2009 shows an inrease of 4.3 million uninsured

Official estimates by the Census Bureau showing a dramatic spike of 4.3 million in the number of Americans without health insurance in 2009—to a record 50.7 million.

The Census Bureau reported that 16.7 percent of the population lacked health insurance coverage in 2009, up from 15.4 in 2008, when 46.3 million were uninsured.

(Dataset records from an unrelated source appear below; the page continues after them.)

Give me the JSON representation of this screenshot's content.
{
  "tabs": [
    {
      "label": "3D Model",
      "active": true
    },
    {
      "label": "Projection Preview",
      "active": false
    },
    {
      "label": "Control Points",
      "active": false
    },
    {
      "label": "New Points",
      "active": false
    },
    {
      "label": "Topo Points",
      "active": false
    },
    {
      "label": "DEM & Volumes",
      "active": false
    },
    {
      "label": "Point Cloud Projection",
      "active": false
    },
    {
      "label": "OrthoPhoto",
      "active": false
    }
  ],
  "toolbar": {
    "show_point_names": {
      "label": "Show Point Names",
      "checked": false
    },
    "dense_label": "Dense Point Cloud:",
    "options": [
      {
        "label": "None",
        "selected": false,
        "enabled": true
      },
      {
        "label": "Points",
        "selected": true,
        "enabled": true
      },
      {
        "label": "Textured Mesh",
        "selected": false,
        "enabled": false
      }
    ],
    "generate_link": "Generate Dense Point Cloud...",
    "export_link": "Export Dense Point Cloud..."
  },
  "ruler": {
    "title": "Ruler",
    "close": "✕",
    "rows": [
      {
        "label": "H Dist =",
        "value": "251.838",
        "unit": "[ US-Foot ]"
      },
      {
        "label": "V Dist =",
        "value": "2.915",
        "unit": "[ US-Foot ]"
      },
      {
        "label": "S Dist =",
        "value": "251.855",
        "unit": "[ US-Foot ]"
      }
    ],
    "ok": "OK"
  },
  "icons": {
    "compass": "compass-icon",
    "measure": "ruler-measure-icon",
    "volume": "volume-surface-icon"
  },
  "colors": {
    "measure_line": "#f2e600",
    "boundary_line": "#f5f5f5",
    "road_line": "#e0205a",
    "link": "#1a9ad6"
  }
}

Lack of health insurance is known to have deadly consequences. Last year researchers at Harvard Medical School showed that 45,000 deaths annually can be linked to lack of coverage.

"Tragically, we know that the new figures of uninsured mean a preventable annual death toll of about 51,000 people - that's about one death every 11 minutes," said Dr. Quentin Young, national coordinator of Physicians for a National Health Program. Young is a Chicago-based retired physician whose private medical practice once counted President Obama among its patients.

Young said that even if the administration's new health law works as planned, the Congressional Budget Office has projected about 50 million people will be uninsured for the next three years and about 23 million people will remain uninsured in 2019.

"Today's report suggests those projections are likely too low," he said.

The jump of 4.3 million uninsured is the largest one-year increase on record and would have been much higher - over 10 million - had there not been a huge expansion of public coverage, primarily Medicaid, to an additional 5.8 million people.

The rise in the number of uninsured was almost entirely due to a sharp decline in the number of people with employer-based coverage by 6.6 million. In 2009, 55.8 percent of the population had such coverage, having declined for the ninth consecutive year from 64.2 percent in 2000.

The record-breaking number of uninsured - exceeding 50 million for the first time since the Census Bureau started keeping records - includes 10 million children.